Gleichzeitig soll eine positive Image-Kampagne den Berufsstand der Lkw-Fahrer in ein anderes Licht rücken. Dafür wird eine Comic-Figur, genannt Max Achtzig, ins Leben gerufen, der, so Schäfer, „als beliebt, zuverlässig, sozial kompetent und humorvoll gilt.“ Ein Starter-Kit mit Aufklebern und Flyern, das die Contargo GmbH & Co. KG zusammen mit ihren Partnern mit 10.000 Euro finanziert, bildet den Auftakt. „Auf dieser Basis soll sich die Kampagne weiter entwickeln, schließlich ist die Initiative modular und als „open house“ angelegt. Das bedeutet, dass sich jedes Logistikunternehmen in der Region mit einer aktiven Selbstverpflichtung der Initiative anschließen kann – aber auch Verbände, Institutionen und Organisationen, die ein institutionelles Interesse an der Minimierung der Unfallfolgen haben.

Bekannte Unternehmen beteiligen sich bereits

Beteiligte bislang sind neben der Contargo GmbH & Co. KG auch die Graeff Spedition GmbH & Co. KG, Rhenus Port Logistics Mannheim GmbH & Co. KG, Fa. Transportbeton Mannheim, IHK RN Handel, Verkehr, Dienstleistungsgewerbe, Hartmann Versicherungsmakler GmbH und natürlich die Verkehrspolizeidirektion des Polizeipräsidiums Mannheim. Und auch die Mannheimer Versicherung AG findet die Aktion sehr gut und wird diese in geeigneter Form unterstützen.

Reicht die Selbstverpflichtung?

Ich persönlich finde diese Maßnahme eine sehr gute Idee, und ich hoffe, dass sie weitere Nachahmer findet. Es sind schon mehrere Hundert Lkw, die jeden Tag im Großraum Mannheim und Ludwigshafen laden oder entladen. Und wenn sich jeder Fahrer vornimmt, immer hellwach zu sein, ist das ein erster Ansatz. Gegen bewusste Ablenkung am Steuer, die auch von der Monotonie des Berufs herrührt, hilft nur eigene Disziplin der Fahrer.
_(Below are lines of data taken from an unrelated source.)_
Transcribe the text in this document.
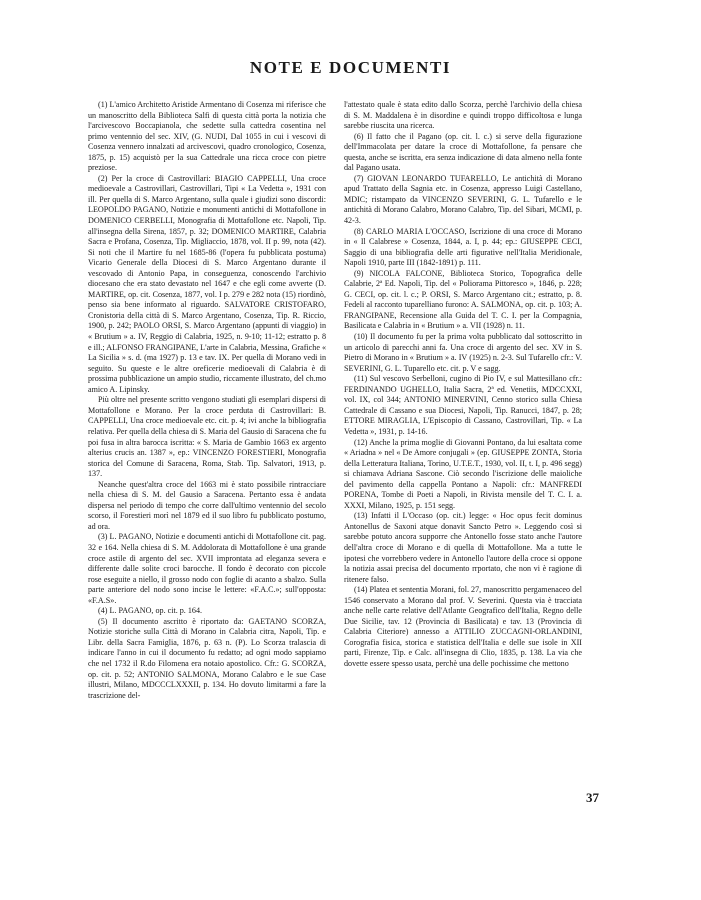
NOTE E DOCUMENTI

(1) L'amico Architetto Aristide Armentano di Cosenza mi riferisce che un manoscritto della Biblioteca Salfi di questa città porta la notizia che l'arcivescovo Boccapianola, che sedette sulla cattedra cosentina nel primo ventennio del sec. XIV, (G. NUDI, Dal 1055 in cui i vescovi di Cosenza vennero innalzati ad arcivescovi, quadro cronologico, Cosenza, 1875, p. 15) acquistò per la sua Cattedrale una ricca croce con pietre preziose.

(2) Per la croce di Castrovillari: BIAGIO CAPPELLI, Una croce medioevale a Castrovillari, Castrovillari, Tipi « La Vedetta », 1931 con ill. Per quella di S. Marco Argentano, sulla quale i giudizi sono discordi: LEOPOLDO PAGANO, Notizie e monumenti antichi di Mottafollone in DOMENICO CERBELLI, Monografia di Mottafollone etc. Napoli, Tip. all'insegna della Sirena, 1857, p. 32; DOMENICO MARTIRE, Calabria Sacra e Profana, Cosenza, Tip. Migliaccio, 1878, vol. II p. 99, nota (42). Si noti che il Martire fu nel 1685-86 (l'opera fu pubblicata postuma) Vicario Generale della Diocesi di S. Marco Argentano durante il vescovado di Antonio Papa, in conseguenza, conoscendo l'archivio diocesano che era stato devastato nel 1647 e che egli come avverte (D. MARTIRE, op. cit. Cosenza, 1877, vol. I p. 279 e 282 nota (15) riordinò, penso sia bene informato al riguardo. SALVATORE CRISTOFARO, Cronistoria della città di S. Marco Argentano, Cosenza, Tip. R. Riccio, 1900, p. 242; PAOLO ORSI, S. Marco Argentano (appunti di viaggio) in « Brutium » a. IV, Reggio di Calabria, 1925, n. 9-10; 11-12; estratto p. 8 e ill.; ALFONSO FRANGIPANE, L'arte in Calabria, Messina, Grafiche « La Sicilia » s. d. (ma 1927) p. 13 e tav. IX. Per quella di Morano vedi in seguito. Su queste e le altre oreficerie medioevali di Calabria è di prossima pubblicazione un ampio studio, riccamente illustrato, del ch.mo amico A. Lipinsky.

Più oltre nel presente scritto vengono studiati gli esemplari dispersi di Mottafollone e Morano. Per la croce perduta di Castrovillari: B. CAPPELLI, Una croce medioevale etc. cit. p. 4; ivi anche la bibliografia relativa. Per quella della chiesa di S. Maria del Gausio di Saracena che fu poi fusa in altra barocca iscritta: « S. Maria de Gambio 1663 ex argento alterius crucis an. 1387 », ep.: VINCENZO FORESTIERI, Monografia storica del Comune di Saracena, Roma, Stab. Tip. Salvatori, 1913, p. 137.

Neanche quest'altra croce del 1663 mi è stato possibile rintracciare nella chiesa di S. M. del Gausio a Saracena. Pertanto essa è andata dispersa nel periodo di tempo che corre dall'ultimo ventennio del secolo scorso, il Forestieri morì nel 1879 ed il suo libro fu pubblicato postumo, ad ora.

(3) L. PAGANO, Notizie e documenti antichi di Mottafollone cit. pag. 32 e 164. Nella chiesa di S. M. Addolorata di Mottafollone è una grande croce astile di argento del sec. XVII improntata ad eleganza severa e differente dalle solite croci barocche. Il fondo è decorato con piccole rose eseguite a niello, il grosso nodo con foglie di acanto a sbalzo. Sulla parte anteriore del nodo sono incise le lettere: «F.A.C.»; sull'opposta: «F.A.S».

(4) L. PAGANO, op. cit. p. 164.

(5) Il documento ascritto è riportato da: GAETANO SCORZA, Notizie storiche sulla Città di Morano in Calabria citra, Napoli, Tip. e Libr. della Sacra Famiglia, 1876, p. 63 n. (P). Lo Scorza tralascia di indicare l'anno in cui il documento fu redatto; ad ogni modo sappiamo che nel 1732 il R.do Filomena era notaio apostolico. Cfr.: G. SCORZA, op. cit. p. 52; ANTONIO SALMONA, Morano Calabro e le sue Case illustri, Milano, MDCCCLXXXII, p. 134. Ho dovuto limitarmi a fare la trascrizione del-

l'attestato quale è stata edito dallo Scorza, perchè l'archivio della chiesa di S. M. Maddalena è in disordine e quindi troppo difficoltosa e lunga sarebbe riuscita una ricerca.

(6) Il fatto che il Pagano (op. cit. l. c.) si serve della figurazione dell'Immacolata per datare la croce di Mottafollone, fa pensare che questa, anche se iscritta, era senza indicazione di data almeno nella fonte dal Pagano usata.

(7) GIOVAN LEONARDO TUFARELLO, Le antichità di Morano apud Trattato della Sagnia etc. in Cosenza, appresso Luigi Castellano, MDIC; ristampato da VINCENZO SEVERINI, G. L. Tufarello e le antichità di Morano Calabro, Morano Calabro, Tip. del Sibari, MCMI, p. 42-3.

(8) CARLO MARIA L'OCCASO, Iscrizione di una croce di Morano in « Il Calabrese » Cosenza, 1844, a. I, p. 44; ep.: GIUSEPPE CECI, Saggio di una bibliografia delle arti figurative nell'Italia Meridionale, Napoli 1910, parte III (1842-1891) p. 111.

(9) NICOLA FALCONE, Biblioteca Storico, Topografica delle Calabrie, 2ª Ed. Napoli, Tip. del « Poliorama Pittoresco », 1846, p. 228; G. CECI, op. cit. l. c.; P. ORSI, S. Marco Argentano cit.; estratto, p. 8. Fedeli al racconto tuparelliano furono: A. SALMONA, op. cit. p. 103; A. FRANGIPANE, Recensione alla Guida del T. C. I. per la Compagnia, Basilicata e Calabria in « Brutium » a. VII (1928) n. 11.

(10) Il documento fu per la prima volta pubblicato dal sottoscritto in un articolo di parecchi anni fa. Una croce di argento del sec. XV in S. Pietro di Morano in « Brutium » a. IV (1925) n. 2-3. Sul Tufarello cfr.: V. SEVERINI, G. L. Tuparello etc. cit. p. V e sagg.

(11) Sul vescovo Serbelloni, cugino di Pio IV, e sul Mattesillano cfr.: FERDINANDO UGHELLO, Italia Sacra, 2ª ed. Venetiis, MDCCXXI, vol. IX, col 344; ANTONIO MINERVINI, Cenno storico sulla Chiesa Cattedrale di Cassano e sua Diocesi, Napoli, Tip. Ranucci, 1847, p. 28; ETTORE MIRAGLIA, L'Episcopio di Cassano, Castrovillari, Tip. « La Vedetta », 1931, p. 14-16.

(12) Anche la prima moglie di Giovanni Pontano, da lui esaltata come « Ariadna » nel « De Amore conjugali » (ep. GIUSEPPE ZONTA, Storia della Letteratura Italiana, Torino, U.T.E.T., 1930, vol. II, t. I, p. 496 segg) si chiamava Adriana Sascone. Ciò secondo l'iscrizione delle maioliche del pavimento della cappella Pontano a Napoli: cfr.: MANFREDI PORENA, Tombe di Poeti a Napoli, in Rivista mensile del T. C. I. a. XXXI, Milano, 1925, p. 151 segg.

(13) Infatti il L'Occaso (op. cit.) legge: « Hoc opus fecit dominus Antonellus de Saxoni atque donavit Sancto Petro ». Leggendo così si sarebbe potuto ancora supporre che Antonello fosse stato anche l'autore dell'altra croce di Morano e di quella di Mottafollone. Ma a tutte le ipotesi che vorrebbero vedere in Antonello l'autore della croce si oppone la notizia assai precisa del documento rrportato, che non vi è ragione di ritenere falso.

(14) Platea et sententia Morani, fol. 27, manoscritto pergamenaceo del 1546 conservato a Morano dal prof. V. Severini. Questa via è tracciata anche nelle carte relative dell'Atlante Geografico dell'Italia, Regno delle Due Sicilie, tav. 12 (Provincia di Basilicata) e tav. 13 (Provincia di Calabria Citeriore) annesso a ATTILIO ZUCCAGNI-ORLANDINI, Corografia fisica, storica e statistica dell'Italia e delle sue isole in XII parti, Firenze, Tip. e Calc. all'insegna di Clio, 1835, p. 138. La via che dovette essere spesso usata, perchè una delle pochissime che mettono

37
Bei einer stichprobenartigen Kontrolle der Autobahnpolizei auf der A5 waren 95 von 100 Fahrern voll konzentriert.

Leider bestehen bleibt aber das Problem des deutlich zu geringen Abstandes, dass ich in meinem Blog "Nicht zu fassen" beschrieben habe. Nach dessen Veröffentlichung haben mir einige Polizeibeamte bestätigt, dass ausländische Abstandssünder in Deutschland tatsächlich kaum zu belangen sind.  

Vor allem aber müssen sich die Arbeitsbedingungen der Lkw-Fahrer, die dem Zeitdruck durch Staus oft machtlos ausgeliefert sind, endlich verbessern. Und der eklatante Mangel an Parkplätzen muss dringend behoben werden, damit es nicht durch plötzliche Müdigkeit am Steuer trotz Einhaltung der Ruhezeiten zu weiteren schweren Unfällen kommt. Eine bessere Beschilderung, die den Fahrer rechtzeitig vor Staus warnt, könnte als „Weckruf“ funktionieren, das ist ebenfalls eine gute Idee vom Polizeidirektor Dieter Schäfer. Ich werde das Thema jedenfalls im Auge behalten.